Komisi IV DPRD Inhil Fasilitasi RDP Dugaan Pungutan di MTsN 2 Tembilahan
TEMBILAHAN - Indinvestigasi.co.id - Komisi IV DPRD Kabupaten Indragiri Hilir menggelar Rapat Dengar Pendapat (RDP) terkait polemik dugaan pungutan di lingkungan MTsN.2 tembilahan kabupaten Inhil Riau Rapat tersebut dipimpin langsung Ketua Komisi IV bersama sekretaris dan anggota komisi, serta dihadiri Kepala Kementerian Agama Kabupaten Indragiri Hilir Harun beserta jajaran.

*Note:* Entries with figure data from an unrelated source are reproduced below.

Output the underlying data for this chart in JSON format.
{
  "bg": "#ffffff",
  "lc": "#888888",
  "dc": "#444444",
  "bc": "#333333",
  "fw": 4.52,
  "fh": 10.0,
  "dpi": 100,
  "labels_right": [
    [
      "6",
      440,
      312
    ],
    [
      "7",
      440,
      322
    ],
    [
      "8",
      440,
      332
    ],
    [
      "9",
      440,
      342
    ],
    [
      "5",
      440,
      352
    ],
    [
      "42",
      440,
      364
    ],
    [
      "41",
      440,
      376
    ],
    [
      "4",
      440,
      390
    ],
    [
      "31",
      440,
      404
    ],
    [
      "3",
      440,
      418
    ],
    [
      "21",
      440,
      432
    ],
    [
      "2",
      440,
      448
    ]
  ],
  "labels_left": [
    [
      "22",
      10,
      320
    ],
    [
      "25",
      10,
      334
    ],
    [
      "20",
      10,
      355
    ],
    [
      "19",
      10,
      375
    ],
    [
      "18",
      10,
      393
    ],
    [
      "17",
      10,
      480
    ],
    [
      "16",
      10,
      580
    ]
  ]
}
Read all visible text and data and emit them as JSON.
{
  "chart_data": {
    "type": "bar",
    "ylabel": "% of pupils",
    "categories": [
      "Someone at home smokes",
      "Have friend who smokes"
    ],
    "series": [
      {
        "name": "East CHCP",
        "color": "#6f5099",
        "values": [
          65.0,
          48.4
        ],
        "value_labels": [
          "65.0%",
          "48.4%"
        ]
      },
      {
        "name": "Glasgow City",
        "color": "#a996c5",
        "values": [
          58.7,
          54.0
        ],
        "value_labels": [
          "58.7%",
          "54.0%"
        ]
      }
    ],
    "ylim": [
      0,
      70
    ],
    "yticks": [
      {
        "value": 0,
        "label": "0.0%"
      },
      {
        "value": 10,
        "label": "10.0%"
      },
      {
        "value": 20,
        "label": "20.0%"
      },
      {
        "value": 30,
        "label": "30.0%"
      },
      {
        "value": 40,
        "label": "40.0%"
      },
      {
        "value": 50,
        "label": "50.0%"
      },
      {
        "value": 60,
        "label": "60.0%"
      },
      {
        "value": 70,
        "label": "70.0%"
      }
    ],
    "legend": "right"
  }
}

Turut hadir dalam forum itu kepala sekolah MTsN 2 tembilahan bersama wakil kepala sekolah dan majelis guru, Ketua Persatuan Pewarta Warga Indonesia (PPWI) Inhil beserta anggota, Ketua Forum Komunikasi Organisasi Non Pemerintah (FOKUS ORNOP) Inhil, serta sejumlah awak media.
RDP berlangsung dalam suasana serius namun terbuka. Sejumlah pihak menyampaikan pandangan dan klarifikasi terkait persoalan yang belakangan menjadi perhatian publik.
Dalam penyampaiannya, Rosmely Ketua PPWI Inhil mengucapkan terima kasih kepada Komisi IV DPRD Inhil karena telah memfasilitasi forum tersebut.
“Terima kasih kepada Ketua Komisi IV atas waktu dan tempat yang diberikan. Rapat ini sangat penting karena selama ini sulitnya berkomunikasi dengan kepala sekolah,” ujar Mely di hadapan peserta rapat.
Selain membahas polemik yang berkembang, Ketua Komisi IV DPRD Inhil juga menyoroti sistem Penerimaan Peserta Didik Baru (PPDB), khususnya di MTsN 2 Tembilahan.
Dalam pernyataannya, Ketua Komisi IV Wahyudin menegaskan, perlunya perluasan informasi dan akses PPDB agar tidak hanya terfokus di wilayah perkotaan maupun melalui sistem tertentu saja.
“Perluasan terkait pendaftaran atau PPDB agar kiranya tidak hanya di wilayah perkotaan saja, dan tidak hanya secara online ada juga manual. Karena kita memikirkan bagaimana nasib anak-anak yang ada di daerah yang berprestasi. Ini yang menjadi perhatian kita semua,” ujarnya.
Ia menilai masih banyak anak-anak berprestasi di daerah terpencil Kabupaten Inhil yang belum mendapatkan informasi secara maksimal terkait penerimaan siswa baru di MTsN 2 Tembilahan.
“Masih banyak anak-anak kita yang berprestasi tidak mendapatkan informasi PPDB di sekolah MTsN 2. Kita berharap adanya kerja sama melalui kecamatan, kelurahan, desa, MAN maupun MIN yang ada di daerah terpencil Kabupaten Inhil,” tambahnya.
Pernyataan tersebut mendapat perhatian peserta rapat, mengingat persoalan akses informasi pendidikan dinilai menjadi salah satu kendala utama bagi masyarakat di wilayah pelosok.
Sementara itu, pihak Kementerian Agama Inhil bersama pihak sekolah memberikan penjelasan terkait berbagai isu yang berkembang, termasuk mekanisme kebijakan di lingkungan sekolah.
RDP tersebut juga menjadi ruang bagi organisasi masyarakat, media, serta para guru untuk menyampaikan pandangan secara langsung di hadapan semua pihak yang hadir.